Statistics
- A random variable is a variable whose value is a numerical outcome of a random phenomenon.
- A parameter is a number that describes the population. In practice we do not know it’s value.
- The most common method of fitting a line to a scatter plot is least squares. The line that minimizes the sum of the squares of the vertical distances of the observed y-values from the line.
- The residual is the difference between the observed value and that predicted by the regression line.
- A statistic is something that describes a sample. When the data is random, in that we’ve no expectation of it’s outcome, the statistic is considered a random variable that obeys the laws of probability.
- The link between probability and data is formed by the sampling distributions of the statistics.
- The sampling distribution of a statistic is the distribution of values taken by the statistic in all possible sample of the same size from the same population.
I would imagine something like the double slit experiment. Each pulse and note of which slit it appears through is a sample. That individual sample could be said to have a distribution of where it might land based on physics. Multiple samples would hone in on the overall distribution of where the light will hit for the population (i.e. all light rays).
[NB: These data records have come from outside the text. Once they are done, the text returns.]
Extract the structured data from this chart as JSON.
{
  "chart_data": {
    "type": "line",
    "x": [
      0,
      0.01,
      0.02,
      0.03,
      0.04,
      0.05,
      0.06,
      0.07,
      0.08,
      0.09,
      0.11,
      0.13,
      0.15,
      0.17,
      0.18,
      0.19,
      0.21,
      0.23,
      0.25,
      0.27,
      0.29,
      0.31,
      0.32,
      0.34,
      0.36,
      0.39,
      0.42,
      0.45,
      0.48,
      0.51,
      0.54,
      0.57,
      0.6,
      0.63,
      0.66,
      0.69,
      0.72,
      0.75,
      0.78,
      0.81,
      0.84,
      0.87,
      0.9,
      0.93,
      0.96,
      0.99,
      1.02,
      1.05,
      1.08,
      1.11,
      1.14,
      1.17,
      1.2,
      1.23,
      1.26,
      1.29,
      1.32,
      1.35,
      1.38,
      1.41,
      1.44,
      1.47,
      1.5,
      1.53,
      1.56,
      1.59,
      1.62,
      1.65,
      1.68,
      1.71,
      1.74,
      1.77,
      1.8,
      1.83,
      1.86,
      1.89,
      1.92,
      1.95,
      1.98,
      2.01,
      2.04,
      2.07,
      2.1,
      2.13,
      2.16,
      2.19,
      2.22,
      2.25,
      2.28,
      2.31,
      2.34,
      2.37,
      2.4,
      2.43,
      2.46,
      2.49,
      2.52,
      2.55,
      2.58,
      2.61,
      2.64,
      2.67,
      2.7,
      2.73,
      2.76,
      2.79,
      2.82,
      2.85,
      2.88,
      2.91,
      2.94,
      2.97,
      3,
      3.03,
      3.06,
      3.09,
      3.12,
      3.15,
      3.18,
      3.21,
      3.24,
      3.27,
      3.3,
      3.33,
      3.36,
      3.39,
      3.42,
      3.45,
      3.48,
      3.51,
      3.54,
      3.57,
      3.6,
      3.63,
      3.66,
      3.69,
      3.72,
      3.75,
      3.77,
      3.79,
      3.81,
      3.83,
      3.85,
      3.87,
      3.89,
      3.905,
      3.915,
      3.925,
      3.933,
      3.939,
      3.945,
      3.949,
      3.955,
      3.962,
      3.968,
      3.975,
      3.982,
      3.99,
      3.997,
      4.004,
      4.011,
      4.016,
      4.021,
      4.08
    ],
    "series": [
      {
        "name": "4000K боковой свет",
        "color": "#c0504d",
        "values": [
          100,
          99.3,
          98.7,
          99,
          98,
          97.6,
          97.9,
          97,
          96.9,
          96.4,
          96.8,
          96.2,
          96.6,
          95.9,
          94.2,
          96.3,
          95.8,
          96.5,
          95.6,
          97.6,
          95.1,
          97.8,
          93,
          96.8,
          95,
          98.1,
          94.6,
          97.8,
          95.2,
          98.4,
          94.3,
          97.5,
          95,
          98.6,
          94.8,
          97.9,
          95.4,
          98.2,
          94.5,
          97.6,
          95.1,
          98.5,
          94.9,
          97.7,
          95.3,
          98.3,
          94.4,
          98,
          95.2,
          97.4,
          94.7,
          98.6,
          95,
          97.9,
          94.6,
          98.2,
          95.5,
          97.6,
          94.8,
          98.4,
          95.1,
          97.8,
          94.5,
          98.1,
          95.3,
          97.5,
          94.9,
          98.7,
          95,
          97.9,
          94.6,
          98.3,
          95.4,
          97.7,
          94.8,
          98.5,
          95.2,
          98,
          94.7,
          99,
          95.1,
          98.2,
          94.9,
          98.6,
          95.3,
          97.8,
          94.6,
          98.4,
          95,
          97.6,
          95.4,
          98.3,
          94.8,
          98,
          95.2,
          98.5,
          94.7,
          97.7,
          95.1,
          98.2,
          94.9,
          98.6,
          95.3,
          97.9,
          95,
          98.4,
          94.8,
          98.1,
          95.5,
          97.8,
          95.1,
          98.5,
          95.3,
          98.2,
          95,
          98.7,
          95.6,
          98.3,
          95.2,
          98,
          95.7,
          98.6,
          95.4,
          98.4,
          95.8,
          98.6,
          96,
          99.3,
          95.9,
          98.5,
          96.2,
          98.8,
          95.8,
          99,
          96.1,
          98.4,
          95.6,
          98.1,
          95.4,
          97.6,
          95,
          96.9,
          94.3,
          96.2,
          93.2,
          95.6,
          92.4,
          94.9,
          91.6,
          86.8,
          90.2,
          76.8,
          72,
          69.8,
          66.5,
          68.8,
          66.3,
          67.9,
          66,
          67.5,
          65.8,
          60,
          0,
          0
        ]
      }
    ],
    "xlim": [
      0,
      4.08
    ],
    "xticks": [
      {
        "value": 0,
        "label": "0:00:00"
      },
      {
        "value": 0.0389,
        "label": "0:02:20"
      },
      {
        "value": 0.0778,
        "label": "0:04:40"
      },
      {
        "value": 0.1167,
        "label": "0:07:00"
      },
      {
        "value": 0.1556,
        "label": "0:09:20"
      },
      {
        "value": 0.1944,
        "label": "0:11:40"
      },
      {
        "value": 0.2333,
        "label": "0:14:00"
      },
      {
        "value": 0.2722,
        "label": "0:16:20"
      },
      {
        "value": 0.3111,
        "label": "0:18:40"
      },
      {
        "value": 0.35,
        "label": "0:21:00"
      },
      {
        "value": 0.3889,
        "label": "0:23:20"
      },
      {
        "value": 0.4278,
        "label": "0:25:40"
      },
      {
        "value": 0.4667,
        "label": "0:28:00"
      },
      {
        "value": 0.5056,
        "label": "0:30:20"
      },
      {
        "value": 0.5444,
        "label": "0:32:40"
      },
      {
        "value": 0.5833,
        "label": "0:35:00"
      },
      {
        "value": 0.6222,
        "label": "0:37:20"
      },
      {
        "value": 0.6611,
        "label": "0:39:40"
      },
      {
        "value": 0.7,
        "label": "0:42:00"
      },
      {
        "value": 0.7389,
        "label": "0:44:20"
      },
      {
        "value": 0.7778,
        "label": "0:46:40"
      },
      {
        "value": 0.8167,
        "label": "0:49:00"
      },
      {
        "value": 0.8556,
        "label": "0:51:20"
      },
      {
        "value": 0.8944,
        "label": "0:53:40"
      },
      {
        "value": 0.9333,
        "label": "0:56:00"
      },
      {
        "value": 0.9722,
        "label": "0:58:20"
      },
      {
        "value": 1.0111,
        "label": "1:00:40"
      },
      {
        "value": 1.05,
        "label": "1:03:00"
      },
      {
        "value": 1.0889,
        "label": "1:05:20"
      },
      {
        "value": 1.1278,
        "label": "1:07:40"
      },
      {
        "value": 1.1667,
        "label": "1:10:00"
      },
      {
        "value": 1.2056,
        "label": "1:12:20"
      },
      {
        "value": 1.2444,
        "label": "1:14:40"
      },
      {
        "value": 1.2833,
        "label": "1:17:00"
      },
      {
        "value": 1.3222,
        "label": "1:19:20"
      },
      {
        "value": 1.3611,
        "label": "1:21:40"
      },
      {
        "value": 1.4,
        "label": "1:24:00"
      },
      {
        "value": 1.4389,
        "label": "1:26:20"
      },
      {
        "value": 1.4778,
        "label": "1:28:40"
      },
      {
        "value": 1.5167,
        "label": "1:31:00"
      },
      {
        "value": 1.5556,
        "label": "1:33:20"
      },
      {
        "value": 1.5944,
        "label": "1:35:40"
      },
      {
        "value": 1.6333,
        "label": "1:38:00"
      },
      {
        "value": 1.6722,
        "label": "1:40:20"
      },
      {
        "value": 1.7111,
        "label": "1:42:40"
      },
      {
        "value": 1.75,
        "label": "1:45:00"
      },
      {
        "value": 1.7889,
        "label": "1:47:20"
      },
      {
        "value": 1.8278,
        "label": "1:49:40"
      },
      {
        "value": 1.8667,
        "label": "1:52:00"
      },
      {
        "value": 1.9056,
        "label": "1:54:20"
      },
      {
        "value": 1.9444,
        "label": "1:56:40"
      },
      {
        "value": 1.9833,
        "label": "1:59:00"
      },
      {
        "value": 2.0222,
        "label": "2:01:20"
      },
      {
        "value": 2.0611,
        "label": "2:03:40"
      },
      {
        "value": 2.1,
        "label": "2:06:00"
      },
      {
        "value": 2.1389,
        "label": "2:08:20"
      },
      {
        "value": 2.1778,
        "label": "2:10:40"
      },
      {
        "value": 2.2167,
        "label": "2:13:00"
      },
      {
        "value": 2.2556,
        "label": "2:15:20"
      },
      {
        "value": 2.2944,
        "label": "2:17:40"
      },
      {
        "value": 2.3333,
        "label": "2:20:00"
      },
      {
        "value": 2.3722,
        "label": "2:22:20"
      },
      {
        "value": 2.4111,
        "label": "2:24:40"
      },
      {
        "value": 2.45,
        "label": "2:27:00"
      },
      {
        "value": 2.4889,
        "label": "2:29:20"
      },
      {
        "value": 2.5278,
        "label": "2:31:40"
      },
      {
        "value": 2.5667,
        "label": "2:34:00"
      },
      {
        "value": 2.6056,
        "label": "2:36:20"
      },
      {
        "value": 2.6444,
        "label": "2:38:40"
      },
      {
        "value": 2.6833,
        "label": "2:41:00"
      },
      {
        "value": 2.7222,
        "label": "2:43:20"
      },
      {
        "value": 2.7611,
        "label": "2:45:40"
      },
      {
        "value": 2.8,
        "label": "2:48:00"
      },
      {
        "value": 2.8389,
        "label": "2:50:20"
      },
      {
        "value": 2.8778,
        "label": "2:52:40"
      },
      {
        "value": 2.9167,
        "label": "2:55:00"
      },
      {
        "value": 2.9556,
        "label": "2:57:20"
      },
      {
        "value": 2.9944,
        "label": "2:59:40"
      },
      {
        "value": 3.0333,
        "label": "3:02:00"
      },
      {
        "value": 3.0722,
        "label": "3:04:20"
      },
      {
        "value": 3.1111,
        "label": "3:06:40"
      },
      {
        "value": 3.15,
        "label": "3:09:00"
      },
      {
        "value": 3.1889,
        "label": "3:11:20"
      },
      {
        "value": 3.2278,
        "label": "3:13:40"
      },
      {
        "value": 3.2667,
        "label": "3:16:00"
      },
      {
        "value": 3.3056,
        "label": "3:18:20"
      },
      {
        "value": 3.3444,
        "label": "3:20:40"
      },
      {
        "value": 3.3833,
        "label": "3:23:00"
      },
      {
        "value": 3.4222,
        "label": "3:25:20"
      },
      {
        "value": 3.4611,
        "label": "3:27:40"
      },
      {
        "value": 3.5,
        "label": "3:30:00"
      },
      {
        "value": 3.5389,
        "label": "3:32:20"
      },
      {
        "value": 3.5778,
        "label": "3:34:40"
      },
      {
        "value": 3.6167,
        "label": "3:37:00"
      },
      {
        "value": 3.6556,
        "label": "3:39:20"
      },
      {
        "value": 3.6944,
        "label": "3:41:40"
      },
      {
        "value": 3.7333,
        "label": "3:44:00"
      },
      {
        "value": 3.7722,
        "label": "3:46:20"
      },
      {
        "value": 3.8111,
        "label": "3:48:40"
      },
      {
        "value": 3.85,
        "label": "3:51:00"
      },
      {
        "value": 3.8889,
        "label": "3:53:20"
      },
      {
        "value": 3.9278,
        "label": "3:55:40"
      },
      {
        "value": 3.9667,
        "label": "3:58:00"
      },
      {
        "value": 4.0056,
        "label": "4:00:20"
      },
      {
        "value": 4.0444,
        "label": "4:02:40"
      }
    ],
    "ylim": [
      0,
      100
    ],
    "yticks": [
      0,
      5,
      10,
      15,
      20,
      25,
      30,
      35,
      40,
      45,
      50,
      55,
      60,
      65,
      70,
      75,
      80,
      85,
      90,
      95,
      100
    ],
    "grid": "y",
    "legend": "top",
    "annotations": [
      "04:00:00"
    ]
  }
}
A binomial distribution can be thought of as a sampling distribution with the population ultimately at infinite trials? Only when the sample size relative to the population size is large is the random variable approaching some true probability of success.
Notes
Khan Academy
12/02/23 16:35:08
- Descriptive statistics, can we describe a large amount of data with a smaller amount of information or numbers.
- Inferences, conclusions, judgements about the data.
- When faced with just a collection of numbers, how do we find patterns in it.
Averages: an attempt to get the central tendancy, a typical number in your collection of numbers. * Arithmetic mean: sum of no. divided by no. of numbers.